Put real numbers on it. An R-410A air conditioner on a typical summer afternoon might read about 118 psig on the suction-side gauge — saturation temperature 40 °F. Inside the evaporator, refrigerant boiling off the coil surface is at 40 °F, which is what makes the indoor coil cold enough to dry and cool the air sweeping across it. The discharge-side gauge might read 340 psig — saturation temperature about 105 °F. Inside the condenser, refrigerant condensing on the tube surface is at 105 °F, hot enough that the outdoor air can pick that heat up as it passes over the fins. Type either number into the Refrigerant P-T tool with R-410A selected and you'll read the same saturation temperatures back; they come from the published P-T chart, not from a model.
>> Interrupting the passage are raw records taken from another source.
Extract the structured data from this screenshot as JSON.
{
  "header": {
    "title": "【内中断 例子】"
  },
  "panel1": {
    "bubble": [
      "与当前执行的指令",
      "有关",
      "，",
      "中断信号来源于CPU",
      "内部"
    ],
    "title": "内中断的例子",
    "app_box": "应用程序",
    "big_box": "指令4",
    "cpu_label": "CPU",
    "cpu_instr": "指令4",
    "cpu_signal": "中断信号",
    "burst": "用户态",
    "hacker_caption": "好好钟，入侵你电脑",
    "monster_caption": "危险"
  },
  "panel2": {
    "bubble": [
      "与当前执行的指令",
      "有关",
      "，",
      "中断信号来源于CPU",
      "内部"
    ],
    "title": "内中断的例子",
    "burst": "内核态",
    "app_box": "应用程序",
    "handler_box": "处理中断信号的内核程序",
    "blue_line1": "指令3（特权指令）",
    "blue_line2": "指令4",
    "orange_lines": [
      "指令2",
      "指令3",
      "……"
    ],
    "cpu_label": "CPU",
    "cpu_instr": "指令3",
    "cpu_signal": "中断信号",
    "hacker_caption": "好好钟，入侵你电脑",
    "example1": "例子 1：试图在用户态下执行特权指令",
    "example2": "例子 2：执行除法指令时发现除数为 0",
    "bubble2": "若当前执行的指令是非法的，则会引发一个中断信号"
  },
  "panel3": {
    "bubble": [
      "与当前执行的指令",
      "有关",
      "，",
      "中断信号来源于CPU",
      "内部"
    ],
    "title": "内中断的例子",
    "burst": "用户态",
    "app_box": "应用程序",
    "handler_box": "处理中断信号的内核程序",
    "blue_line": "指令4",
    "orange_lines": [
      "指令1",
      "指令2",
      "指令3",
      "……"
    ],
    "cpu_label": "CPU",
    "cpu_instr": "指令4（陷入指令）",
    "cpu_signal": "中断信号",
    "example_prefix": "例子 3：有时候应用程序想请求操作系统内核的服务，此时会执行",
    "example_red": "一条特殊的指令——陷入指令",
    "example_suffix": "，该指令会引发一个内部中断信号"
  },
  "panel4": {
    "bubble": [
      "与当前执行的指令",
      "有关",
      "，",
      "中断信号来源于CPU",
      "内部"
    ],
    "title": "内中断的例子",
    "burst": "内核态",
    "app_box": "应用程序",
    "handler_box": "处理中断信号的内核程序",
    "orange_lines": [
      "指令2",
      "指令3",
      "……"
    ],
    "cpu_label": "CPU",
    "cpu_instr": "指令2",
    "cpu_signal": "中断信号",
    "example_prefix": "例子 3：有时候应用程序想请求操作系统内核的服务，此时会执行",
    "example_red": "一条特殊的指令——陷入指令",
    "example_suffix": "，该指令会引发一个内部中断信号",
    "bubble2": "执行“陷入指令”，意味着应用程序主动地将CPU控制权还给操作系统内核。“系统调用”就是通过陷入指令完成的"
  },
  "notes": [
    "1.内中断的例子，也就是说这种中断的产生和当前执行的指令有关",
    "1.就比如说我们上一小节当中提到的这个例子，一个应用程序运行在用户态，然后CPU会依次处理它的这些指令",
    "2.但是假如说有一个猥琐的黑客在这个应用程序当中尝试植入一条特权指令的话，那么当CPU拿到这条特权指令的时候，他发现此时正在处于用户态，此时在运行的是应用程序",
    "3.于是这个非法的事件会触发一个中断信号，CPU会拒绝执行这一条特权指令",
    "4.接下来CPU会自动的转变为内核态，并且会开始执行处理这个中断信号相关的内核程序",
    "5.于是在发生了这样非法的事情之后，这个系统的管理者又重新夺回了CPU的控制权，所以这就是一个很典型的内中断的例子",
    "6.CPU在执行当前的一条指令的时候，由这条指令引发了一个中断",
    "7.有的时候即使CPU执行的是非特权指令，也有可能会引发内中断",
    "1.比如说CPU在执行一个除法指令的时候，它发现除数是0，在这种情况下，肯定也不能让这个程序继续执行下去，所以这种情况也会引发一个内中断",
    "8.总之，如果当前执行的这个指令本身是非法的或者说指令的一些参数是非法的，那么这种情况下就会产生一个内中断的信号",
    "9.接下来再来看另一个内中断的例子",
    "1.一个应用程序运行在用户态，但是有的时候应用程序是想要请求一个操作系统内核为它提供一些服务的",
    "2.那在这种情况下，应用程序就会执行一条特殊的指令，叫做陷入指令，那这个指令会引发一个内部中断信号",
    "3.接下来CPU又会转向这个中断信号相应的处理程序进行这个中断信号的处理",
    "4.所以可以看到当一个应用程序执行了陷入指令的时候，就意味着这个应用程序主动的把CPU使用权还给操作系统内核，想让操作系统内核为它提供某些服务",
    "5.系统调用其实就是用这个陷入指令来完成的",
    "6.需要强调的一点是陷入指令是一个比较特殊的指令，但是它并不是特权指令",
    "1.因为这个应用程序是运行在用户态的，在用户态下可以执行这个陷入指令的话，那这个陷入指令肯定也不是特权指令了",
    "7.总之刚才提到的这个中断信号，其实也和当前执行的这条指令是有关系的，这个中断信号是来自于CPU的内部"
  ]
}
Those two pressures aren't independent measurements of two different things. They're how the system is trading heat from one place to another — a low side cold enough to pull heat in from indoor air, a high side hot enough to push heat out to outdoor air, and a compressor doing the work of moving refrigerant between the two. Change the outdoor temperature, change the indoor load, change the refrigerant charge — and both pressures will move together in characteristic ways. Recognizing those patterns is a longer story; the foundation is just this: pressure and temperature, locked together at saturation, in two pressure zones separated by the compressor and the metering device.
What this sets up
Two questions fall straight out of everything above. First, if pressure and temperature are locked at saturation, what does it mean when the measured temperature on a line doesn't match the saturation temperature for that line's pressure? That's the superheat and subcooling story — the two field measurements that prove a cycle is actually running right, not just running. They're the next page in this chapter.
Second, what's actually inside the metering device that decides how wide-open it is at any given moment? A TXV does it mechanically with a sensing bulb on the suction line. An EEV does it electronically with a stepper motor and a unit-controller algorithm. From the BMS side you mostly meet the EEV; from a service-tech side you mostly meet the TXV. They behave similarly enough that the controls vocabulary is shared and different enough that mistaking one for the other gets embarrassing. That's page 3.
In the meantime, the Refrigerant P-T & Superheat Calculator already covers the saturation-temperature lookup and the superheat / subcooling math for six refrigerants, glide handled. Bring a suction pressure and a clamp-on suction temperature back to the calculator and you've got the first of those two measurements waiting for you.